The ecosystem solved most problems already. With 5,600+ nodes, chances are someone already built a connector for your PLC brand, your database, or your cloud platform. Siemens S7, Allen-Bradley (via EtherNet/IP), Beckhoff ADS, Mitsubishi MELSEC all have community nodes.
Hardware vendors ship it pre-installed. Several IoT gateway manufacturers (Advantech, Hilscher, Wago, Revolution Pi) include Node-RED on their devices. This is unusual for open-source tools and signals broad industry acceptance.
Install via npm (npm install -g node-red), Docker (nodered/node-red), or Snap. On a Raspberry Pi, it's a one-line install script. The editor opens at http://localhost:1880.

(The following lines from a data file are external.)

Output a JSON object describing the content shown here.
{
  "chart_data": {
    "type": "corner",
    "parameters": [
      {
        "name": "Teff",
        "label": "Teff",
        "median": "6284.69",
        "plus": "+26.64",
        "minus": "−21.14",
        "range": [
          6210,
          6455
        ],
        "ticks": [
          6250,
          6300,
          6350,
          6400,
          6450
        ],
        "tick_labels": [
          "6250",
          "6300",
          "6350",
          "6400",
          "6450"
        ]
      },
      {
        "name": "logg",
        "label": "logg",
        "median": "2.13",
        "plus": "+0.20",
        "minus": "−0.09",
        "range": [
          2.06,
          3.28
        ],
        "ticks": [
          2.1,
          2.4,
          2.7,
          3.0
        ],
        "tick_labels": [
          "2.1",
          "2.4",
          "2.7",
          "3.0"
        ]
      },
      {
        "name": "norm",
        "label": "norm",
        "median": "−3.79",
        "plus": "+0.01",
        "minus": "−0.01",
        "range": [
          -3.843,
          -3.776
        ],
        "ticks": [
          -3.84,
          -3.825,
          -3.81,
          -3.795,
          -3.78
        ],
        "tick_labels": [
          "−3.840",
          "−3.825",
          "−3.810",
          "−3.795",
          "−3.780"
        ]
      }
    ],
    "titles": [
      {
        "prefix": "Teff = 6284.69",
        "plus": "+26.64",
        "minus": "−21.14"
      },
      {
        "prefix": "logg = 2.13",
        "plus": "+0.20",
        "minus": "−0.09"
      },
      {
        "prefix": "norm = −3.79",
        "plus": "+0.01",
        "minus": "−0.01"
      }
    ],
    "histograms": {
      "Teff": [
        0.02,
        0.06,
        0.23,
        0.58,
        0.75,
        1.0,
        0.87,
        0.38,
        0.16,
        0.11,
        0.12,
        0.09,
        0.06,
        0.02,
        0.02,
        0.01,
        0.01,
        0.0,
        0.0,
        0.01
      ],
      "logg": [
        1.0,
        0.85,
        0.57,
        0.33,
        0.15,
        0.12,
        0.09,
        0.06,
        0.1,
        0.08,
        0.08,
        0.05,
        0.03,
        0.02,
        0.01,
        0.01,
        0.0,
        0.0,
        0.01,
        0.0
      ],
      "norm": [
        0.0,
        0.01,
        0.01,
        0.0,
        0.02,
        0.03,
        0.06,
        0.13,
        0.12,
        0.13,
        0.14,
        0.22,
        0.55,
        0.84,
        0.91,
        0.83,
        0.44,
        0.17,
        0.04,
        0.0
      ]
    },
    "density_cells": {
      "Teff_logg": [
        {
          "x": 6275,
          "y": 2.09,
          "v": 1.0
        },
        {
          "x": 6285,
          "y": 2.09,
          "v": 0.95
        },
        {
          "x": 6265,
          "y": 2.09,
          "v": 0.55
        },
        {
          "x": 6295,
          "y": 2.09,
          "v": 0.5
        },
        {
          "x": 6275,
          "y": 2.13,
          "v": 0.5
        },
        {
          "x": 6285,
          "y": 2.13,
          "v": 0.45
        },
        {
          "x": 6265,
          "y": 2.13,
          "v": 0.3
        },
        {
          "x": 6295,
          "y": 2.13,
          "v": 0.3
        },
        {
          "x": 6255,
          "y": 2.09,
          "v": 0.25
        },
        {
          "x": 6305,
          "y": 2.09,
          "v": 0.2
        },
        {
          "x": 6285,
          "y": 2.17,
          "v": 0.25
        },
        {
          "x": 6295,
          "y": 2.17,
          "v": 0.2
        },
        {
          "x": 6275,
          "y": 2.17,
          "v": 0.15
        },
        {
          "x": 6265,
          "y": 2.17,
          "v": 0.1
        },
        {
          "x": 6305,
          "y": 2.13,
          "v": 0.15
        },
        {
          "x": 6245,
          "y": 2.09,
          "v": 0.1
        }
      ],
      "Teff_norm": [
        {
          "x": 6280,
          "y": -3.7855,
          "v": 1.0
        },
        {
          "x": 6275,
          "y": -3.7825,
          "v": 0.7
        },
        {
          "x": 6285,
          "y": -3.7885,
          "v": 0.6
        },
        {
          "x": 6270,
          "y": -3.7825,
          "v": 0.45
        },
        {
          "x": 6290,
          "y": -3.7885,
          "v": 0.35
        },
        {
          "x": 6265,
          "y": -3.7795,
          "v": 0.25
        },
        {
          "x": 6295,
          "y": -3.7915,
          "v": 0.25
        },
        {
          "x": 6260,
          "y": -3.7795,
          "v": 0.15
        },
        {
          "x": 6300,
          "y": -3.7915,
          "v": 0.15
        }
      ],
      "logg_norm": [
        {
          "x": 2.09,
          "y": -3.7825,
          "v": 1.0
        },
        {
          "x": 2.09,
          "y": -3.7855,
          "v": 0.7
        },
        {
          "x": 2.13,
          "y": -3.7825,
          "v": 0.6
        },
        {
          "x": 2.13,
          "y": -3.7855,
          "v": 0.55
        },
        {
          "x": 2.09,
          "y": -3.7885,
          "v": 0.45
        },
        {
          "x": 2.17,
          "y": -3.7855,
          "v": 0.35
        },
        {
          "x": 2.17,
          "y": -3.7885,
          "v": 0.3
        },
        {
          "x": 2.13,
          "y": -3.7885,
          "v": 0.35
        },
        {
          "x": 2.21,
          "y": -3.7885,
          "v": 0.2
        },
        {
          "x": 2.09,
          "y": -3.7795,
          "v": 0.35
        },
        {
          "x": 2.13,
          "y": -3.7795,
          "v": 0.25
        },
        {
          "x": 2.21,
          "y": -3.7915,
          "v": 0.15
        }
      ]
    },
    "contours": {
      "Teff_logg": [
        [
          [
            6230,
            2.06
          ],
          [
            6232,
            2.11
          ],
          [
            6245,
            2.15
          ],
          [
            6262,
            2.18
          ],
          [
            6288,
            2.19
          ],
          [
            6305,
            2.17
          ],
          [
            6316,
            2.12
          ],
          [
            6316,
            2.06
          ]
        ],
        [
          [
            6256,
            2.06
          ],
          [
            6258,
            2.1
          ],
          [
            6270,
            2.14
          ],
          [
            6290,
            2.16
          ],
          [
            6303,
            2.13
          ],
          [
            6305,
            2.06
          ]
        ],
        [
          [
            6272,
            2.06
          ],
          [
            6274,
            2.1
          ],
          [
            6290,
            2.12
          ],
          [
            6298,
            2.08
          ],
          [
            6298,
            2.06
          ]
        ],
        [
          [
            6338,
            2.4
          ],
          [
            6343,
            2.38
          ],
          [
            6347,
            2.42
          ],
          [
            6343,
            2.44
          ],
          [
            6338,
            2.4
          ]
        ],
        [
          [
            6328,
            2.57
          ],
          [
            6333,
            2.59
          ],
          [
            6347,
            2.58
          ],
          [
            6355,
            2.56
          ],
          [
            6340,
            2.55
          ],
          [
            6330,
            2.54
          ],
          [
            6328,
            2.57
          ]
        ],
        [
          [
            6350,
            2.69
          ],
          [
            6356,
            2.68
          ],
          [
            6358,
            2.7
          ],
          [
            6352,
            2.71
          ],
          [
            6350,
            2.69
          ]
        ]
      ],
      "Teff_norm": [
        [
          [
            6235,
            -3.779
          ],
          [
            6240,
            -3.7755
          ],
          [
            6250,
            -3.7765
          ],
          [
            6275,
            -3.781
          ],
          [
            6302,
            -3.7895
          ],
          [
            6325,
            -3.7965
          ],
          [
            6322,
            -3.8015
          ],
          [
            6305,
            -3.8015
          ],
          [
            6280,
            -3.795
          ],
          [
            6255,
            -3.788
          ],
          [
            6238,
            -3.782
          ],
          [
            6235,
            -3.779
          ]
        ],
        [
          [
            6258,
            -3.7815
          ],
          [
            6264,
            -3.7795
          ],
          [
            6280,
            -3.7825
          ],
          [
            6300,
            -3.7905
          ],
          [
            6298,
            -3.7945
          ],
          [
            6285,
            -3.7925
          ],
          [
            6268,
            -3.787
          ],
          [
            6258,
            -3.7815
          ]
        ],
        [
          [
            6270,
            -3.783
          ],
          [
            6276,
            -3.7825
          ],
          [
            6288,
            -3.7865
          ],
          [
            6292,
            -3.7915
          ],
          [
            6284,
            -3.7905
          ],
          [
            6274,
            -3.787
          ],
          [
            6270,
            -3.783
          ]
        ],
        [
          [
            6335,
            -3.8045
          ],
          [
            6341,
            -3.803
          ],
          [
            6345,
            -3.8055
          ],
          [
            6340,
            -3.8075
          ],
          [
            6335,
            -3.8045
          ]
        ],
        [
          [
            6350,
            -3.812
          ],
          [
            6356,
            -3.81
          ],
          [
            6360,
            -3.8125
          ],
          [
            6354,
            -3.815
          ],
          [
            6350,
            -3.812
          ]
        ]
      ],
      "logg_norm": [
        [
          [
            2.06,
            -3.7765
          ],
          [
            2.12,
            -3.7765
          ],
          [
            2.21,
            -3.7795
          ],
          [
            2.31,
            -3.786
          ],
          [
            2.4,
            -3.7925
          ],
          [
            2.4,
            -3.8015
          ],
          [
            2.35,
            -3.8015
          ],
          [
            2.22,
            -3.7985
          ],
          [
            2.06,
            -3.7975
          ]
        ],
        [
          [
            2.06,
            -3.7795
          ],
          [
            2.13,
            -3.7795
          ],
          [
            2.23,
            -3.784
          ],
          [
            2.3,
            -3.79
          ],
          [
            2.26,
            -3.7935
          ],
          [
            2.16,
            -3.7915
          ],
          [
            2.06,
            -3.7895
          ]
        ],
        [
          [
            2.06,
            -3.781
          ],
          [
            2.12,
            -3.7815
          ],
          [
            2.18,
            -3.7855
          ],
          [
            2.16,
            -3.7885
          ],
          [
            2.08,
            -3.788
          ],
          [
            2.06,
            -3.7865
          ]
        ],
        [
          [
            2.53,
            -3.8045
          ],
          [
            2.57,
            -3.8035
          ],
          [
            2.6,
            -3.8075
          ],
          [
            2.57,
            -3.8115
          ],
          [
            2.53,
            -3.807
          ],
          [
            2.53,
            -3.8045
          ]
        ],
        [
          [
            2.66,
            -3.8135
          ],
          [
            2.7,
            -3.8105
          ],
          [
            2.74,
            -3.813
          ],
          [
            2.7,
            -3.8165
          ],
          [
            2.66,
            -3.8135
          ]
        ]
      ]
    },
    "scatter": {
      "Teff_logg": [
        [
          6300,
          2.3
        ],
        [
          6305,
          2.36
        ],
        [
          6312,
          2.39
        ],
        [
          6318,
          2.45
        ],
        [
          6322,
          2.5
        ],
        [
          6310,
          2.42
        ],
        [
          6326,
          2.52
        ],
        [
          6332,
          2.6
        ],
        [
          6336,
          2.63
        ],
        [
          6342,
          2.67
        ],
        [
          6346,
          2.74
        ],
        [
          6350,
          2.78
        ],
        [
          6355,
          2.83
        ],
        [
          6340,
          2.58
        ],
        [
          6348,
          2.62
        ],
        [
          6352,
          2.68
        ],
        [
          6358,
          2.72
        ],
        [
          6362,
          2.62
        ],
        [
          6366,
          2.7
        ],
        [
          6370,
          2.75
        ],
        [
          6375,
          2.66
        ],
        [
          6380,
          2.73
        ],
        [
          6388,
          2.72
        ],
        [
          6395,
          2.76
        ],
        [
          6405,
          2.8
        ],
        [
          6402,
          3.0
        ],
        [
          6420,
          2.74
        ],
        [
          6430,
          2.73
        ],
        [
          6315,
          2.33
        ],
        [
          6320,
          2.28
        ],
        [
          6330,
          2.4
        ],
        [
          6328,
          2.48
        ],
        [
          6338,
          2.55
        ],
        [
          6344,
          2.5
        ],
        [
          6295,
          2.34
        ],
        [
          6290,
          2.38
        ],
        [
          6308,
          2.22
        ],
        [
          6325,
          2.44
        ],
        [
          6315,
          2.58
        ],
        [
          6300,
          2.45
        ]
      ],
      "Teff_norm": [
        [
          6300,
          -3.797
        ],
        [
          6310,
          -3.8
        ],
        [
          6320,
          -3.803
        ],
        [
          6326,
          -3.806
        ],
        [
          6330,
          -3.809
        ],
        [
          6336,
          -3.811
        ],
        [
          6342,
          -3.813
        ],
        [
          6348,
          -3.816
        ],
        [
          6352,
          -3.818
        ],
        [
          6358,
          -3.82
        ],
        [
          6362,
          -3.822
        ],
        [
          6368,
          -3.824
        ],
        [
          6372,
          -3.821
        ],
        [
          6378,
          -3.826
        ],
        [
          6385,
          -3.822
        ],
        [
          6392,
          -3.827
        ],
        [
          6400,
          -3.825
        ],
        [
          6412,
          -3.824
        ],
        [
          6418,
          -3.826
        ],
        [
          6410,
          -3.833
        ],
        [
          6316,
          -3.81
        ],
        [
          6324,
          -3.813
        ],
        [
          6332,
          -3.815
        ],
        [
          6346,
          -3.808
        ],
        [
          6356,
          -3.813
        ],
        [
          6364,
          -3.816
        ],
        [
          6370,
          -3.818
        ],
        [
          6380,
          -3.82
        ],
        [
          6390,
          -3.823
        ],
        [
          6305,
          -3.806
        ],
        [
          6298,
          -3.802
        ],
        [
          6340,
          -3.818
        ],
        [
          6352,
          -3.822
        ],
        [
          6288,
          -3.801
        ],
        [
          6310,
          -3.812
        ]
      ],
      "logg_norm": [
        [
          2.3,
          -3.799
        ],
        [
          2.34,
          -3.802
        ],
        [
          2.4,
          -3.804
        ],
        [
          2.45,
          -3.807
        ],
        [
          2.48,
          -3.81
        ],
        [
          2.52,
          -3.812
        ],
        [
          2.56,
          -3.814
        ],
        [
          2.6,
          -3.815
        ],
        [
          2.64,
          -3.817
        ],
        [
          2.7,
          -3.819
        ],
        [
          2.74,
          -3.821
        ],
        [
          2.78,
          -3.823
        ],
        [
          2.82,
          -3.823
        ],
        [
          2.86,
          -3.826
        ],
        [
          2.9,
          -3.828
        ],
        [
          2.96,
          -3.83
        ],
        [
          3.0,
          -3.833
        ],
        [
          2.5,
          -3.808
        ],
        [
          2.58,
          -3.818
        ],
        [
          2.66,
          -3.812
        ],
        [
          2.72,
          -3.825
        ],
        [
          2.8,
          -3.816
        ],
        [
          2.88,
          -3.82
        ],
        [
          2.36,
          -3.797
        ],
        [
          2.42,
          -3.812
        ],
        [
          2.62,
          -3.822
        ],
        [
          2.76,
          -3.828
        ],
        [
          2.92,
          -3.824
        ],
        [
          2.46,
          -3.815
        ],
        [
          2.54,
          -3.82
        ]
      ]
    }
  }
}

Learning curve depends on your background. If you've used any visual programming tool (LabVIEW, Scratch, Simulink), the canvas metaphor is immediate. Controls engineers tend to pick it up faster than traditional developers. The official documentation includes detailed tutorials, and the Node-RED forum (discourse.nodered.org) is active, with questions typically getting responses within hours.
For a first manufacturing project, start with the MING stack: install Mosquitto and Node-RED on a Pi, connect one sensor via MQTT, write to InfluxDB, visualize in Grafana. Total hardware cost under $100. If the concept proves out, scale to a proper edge gateway or Docker deployment.
Version control is the biggest production blocker. Flows are stored as monolithic JSON files that don't diff or merge cleanly in Git. The 2025 community survey found 40% of production users cite this as their top issue. FlowFuse and third-party tools offer workarounds, but there's no native solution in the open-source editor yet.
Single-threaded by design. Node-RED inherits Node.js's single-threaded event loop. CPU-intensive operations (heavy data transformation, image processing) can block the entire runtime. For high-throughput scenarios, you need to offload processing to external services or run multiple Node-RED instances.
Community node quality varies. The 5,600+ node library is a strength, but node quality and maintenance are inconsistent. Some industrial protocol nodes are abandoned or poorly documented. Always check last commit date and issue count before depending on a community node in production.
"Hobby tool" perception persists. The 2025 survey found 11% of production users struggle with organizational buy-in because decision-makers view Node-RED as a prototyping tool, not production software. The OpenJS Foundation governance and FlowFuse enterprise offering are working to change this, but it's a real barrier in some organizations.
No built-in historian or data storage. Node-RED processes and routes data but doesn't store it. You need a separate time-series database (InfluxDB, TimescaleDB, QuestDB) for historical data. This is by design, but it means Node-RED is always part of a stack, never a standalone solution.
Node-RED handles hardware-close event routing and protocol translation at the edge; n8n handles downstream business logic, scheduling, AI enrichment, and multi-system orchestration. Paired via MQTT.
Grafana handles dashboards and alerting while Node-RED handles data flow orchestration and protocol bridging. Together they form the middle layers of the MING stack, with Node-RED collecting and routing data into databases that Grafana queries for visualization.